Saturday, August 26, 2006

Chuck Sigars on the war in Iraq

Chuck who?
Sigars. I became aware of him a long time ago and lost track because there are too many good places to keep track of them all. He was a link from Gordon Atkinson (Real Live Preacher) and I went back to look at his blog while drilling around in some old archives looking for something else. Isn't that how it is? You run into someone you haven't seen for an eternity and all at once you wish you had never lost track...

Anyway, here is his take on the war in Iraq. (I'm straining not to use words like debacle, fiaso, mess, etc.).

For the record, I will state my feelings about the current war in Iraq, starting from March 2003 and continuing through today.
**Dubious but unsure
**Hopeful
**Less hopeful
**Horrified
This is bad on so many levels. We know so much more than we did three and a half years ago, and none of it is good. We know that the current administration ignored
intelligence reports about the threat from Al-Qaeda, probably because it came from the prior administration.
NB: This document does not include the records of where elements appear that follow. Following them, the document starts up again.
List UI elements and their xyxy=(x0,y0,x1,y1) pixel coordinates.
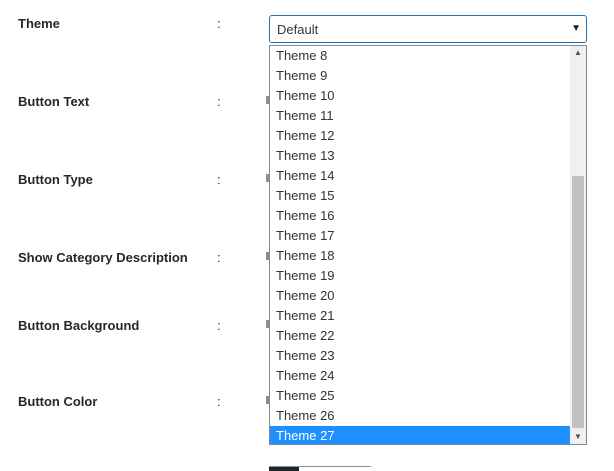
theme-select[interactable]: Default ▼ xyxy=(269,15,587,43)
theme-option[interactable]: Theme 10 xyxy=(270,86,570,106)
theme-option[interactable]: Theme 22 xyxy=(270,326,570,346)
theme-option[interactable]: Theme 12 xyxy=(270,126,570,146)
button-background-label: Button Background xyxy=(18,318,140,333)
chevron-down-icon: ▼ xyxy=(571,23,581,34)
show-category-description-colon: : xyxy=(217,250,221,265)
theme-option[interactable]: Theme 13 xyxy=(270,146,570,166)
theme-option[interactable]: Theme 9 xyxy=(270,66,570,86)
theme-option[interactable]: Theme 25 xyxy=(270,386,570,406)
theme-options: Theme 8 Theme 9 Theme 10 Theme 11 Theme 12 Th… xyxy=(270,46,570,444)
button-color-picker[interactable] xyxy=(269,466,371,471)
button-color-colon: : xyxy=(217,394,221,409)
color-swatch xyxy=(269,467,299,471)
theme-option[interactable]: Theme 18 xyxy=(270,246,570,266)
theme-option[interactable]: Theme 14 xyxy=(270,166,570,186)
theme-option[interactable]: Theme 15 xyxy=(270,186,570,206)
theme-dropdown-list[interactable]: Theme 8 Theme 9 Theme 10 Theme 11 Theme 12 Th… xyxy=(269,45,587,445)
button-type-colon: : xyxy=(217,172,221,187)
theme-option[interactable]: Theme 23 xyxy=(270,346,570,366)
theme-option[interactable]: Theme 24 xyxy=(270,366,570,386)
theme-option[interactable]: Theme 11 xyxy=(270,106,570,126)
theme-option[interactable]: Theme 20 xyxy=(270,286,570,306)
button-text-label: Button Text xyxy=(18,94,90,109)
scroll-up-arrow-icon[interactable]: ▲ xyxy=(570,46,586,60)
theme-option[interactable]: Theme 27 xyxy=(270,426,570,444)
theme-option[interactable]: Theme 17 xyxy=(270,226,570,246)
theme-select-value: Default xyxy=(277,22,319,37)
theme-option[interactable]: Theme 16 xyxy=(270,206,570,226)
theme-option[interactable]: Theme 26 xyxy=(270,406,570,426)
button-type-label: Button Type xyxy=(18,172,93,187)
theme-colon: : xyxy=(217,16,221,31)
button-text-colon: : xyxy=(217,94,221,109)
theme-option[interactable]: Theme 21 xyxy=(270,306,570,326)
scrollbar-thumb[interactable] xyxy=(572,176,584,428)
button-background-colon: : xyxy=(217,318,221,333)
theme-option[interactable]: Theme 19 xyxy=(270,266,570,286)
theme-option[interactable]: Theme 8 xyxy=(270,46,570,66)
dropdown-scrollbar[interactable]: ▲ ▼ xyxy=(570,46,586,444)
scroll-down-arrow-icon[interactable]: ▼ xyxy=(570,430,586,444)
show-category-description-label: Show Category Description xyxy=(18,250,188,265)
button-color-label: Button Color xyxy=(18,394,98,409)
theme-label: Theme xyxy=(18,16,60,31)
We know that immediately following 9/11, an invasion of Iraq was put on the front burner. We know that in the months preceding the war, President Bush said that an invasion of Iraq was "a last resort," and we know he meant nothing of the kind.
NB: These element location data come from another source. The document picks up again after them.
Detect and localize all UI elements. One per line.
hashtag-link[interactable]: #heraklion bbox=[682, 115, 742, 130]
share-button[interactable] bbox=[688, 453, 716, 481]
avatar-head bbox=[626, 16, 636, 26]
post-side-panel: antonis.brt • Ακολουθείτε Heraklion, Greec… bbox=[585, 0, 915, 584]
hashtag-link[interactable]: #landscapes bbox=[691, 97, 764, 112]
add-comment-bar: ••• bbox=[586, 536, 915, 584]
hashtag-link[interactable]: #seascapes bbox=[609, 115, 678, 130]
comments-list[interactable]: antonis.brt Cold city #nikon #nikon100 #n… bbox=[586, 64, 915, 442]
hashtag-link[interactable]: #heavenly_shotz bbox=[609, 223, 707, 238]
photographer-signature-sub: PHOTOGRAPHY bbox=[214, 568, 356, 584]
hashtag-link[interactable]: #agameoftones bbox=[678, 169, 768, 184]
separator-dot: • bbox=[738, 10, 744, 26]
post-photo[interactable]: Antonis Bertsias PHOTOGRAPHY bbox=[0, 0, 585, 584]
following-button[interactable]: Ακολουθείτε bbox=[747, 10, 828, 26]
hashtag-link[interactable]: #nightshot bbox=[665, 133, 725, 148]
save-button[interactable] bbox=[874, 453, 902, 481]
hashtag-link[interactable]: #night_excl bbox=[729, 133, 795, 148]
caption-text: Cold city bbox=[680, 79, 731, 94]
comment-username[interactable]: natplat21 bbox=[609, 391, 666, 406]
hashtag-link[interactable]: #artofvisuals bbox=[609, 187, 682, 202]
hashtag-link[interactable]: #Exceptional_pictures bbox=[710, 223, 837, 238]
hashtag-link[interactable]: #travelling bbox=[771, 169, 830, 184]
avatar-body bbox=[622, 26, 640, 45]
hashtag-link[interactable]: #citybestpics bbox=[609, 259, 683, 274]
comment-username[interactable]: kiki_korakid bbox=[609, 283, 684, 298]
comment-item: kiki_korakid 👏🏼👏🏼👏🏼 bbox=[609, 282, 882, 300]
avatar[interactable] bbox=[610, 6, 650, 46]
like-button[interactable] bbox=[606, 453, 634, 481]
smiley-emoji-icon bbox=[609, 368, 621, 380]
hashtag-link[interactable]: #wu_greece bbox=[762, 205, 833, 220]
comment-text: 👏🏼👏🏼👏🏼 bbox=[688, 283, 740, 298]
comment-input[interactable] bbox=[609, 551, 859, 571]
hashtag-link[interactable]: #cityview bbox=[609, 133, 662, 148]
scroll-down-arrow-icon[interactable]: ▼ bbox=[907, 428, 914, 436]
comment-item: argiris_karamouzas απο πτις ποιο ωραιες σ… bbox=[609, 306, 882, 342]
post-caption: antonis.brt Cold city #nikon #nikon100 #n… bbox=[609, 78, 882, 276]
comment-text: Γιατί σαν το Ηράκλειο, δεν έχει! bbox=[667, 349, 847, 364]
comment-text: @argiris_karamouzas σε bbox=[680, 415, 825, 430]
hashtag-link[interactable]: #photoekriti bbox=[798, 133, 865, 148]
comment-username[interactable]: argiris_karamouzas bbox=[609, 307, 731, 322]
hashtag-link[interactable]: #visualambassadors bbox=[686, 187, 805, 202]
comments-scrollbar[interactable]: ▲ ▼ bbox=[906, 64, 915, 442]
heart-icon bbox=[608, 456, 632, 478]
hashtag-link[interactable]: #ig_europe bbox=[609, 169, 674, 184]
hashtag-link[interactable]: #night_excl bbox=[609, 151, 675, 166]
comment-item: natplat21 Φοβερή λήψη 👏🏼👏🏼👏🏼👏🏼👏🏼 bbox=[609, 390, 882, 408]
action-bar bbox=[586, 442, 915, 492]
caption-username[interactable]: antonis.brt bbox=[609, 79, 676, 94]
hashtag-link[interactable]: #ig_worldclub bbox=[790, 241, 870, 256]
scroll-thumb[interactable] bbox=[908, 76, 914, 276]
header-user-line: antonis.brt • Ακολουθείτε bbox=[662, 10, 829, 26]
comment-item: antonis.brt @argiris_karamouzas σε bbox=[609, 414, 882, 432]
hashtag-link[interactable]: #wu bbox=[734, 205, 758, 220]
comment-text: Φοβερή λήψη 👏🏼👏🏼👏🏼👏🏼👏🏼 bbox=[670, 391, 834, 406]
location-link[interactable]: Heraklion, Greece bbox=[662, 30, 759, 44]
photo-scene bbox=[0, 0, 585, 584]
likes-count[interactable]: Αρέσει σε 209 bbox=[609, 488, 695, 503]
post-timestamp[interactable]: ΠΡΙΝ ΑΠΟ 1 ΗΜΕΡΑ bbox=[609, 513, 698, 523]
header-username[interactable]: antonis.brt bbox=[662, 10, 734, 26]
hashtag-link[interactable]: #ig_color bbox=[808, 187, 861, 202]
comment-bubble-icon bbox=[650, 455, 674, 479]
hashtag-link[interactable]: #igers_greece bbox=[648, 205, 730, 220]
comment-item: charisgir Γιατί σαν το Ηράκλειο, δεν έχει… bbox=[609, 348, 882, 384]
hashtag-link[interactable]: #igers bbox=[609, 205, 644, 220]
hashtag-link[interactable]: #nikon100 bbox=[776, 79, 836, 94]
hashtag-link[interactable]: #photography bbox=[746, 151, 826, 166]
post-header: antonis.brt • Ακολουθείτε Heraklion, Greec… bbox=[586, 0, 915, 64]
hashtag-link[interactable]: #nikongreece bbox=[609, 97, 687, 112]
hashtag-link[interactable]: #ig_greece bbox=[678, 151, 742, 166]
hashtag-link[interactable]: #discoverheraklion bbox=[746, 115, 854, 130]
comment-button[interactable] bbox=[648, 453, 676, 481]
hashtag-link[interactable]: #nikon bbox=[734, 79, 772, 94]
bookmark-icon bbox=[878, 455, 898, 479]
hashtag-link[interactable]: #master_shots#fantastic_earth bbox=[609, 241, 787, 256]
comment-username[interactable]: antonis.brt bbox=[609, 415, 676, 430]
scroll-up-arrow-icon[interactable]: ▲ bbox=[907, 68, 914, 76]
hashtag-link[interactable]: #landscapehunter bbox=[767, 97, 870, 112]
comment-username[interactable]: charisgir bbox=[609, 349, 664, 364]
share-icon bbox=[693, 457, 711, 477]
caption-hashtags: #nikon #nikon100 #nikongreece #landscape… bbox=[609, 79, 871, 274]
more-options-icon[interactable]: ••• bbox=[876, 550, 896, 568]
The post is a litany of what we know now that we didn't know at the start. It is a list of mistakes and misinformation listed in what I would call the most charitable terms, but with deception and coverups piling up in bloody drifts all along the way. There is a footnote to a personal tragedy as well, with the post ending thus:
...What have we done?

Because, in a republic, we're responsible. We are, too. We don't have to think about it, or even participate or vote or write letters, but we still are. And these kids, most of them between 18 and 22, will be our legacy. We have sent them to the desert. We have lied to them about why they went. We have cut their benefits, denied them body armor, refused reinforcements. Sins of commission or omission are still sins.

Read the post. Tell me I'm all wrong about this. I'm asking here.

As he said, go read it. Read the comments as well. A couple of them make an effort to tell him how wrong he is, but I'm afraid I find them unpersuasive. When I think about what we have done and continue to do in Iraq it makes me feel sad and helpless.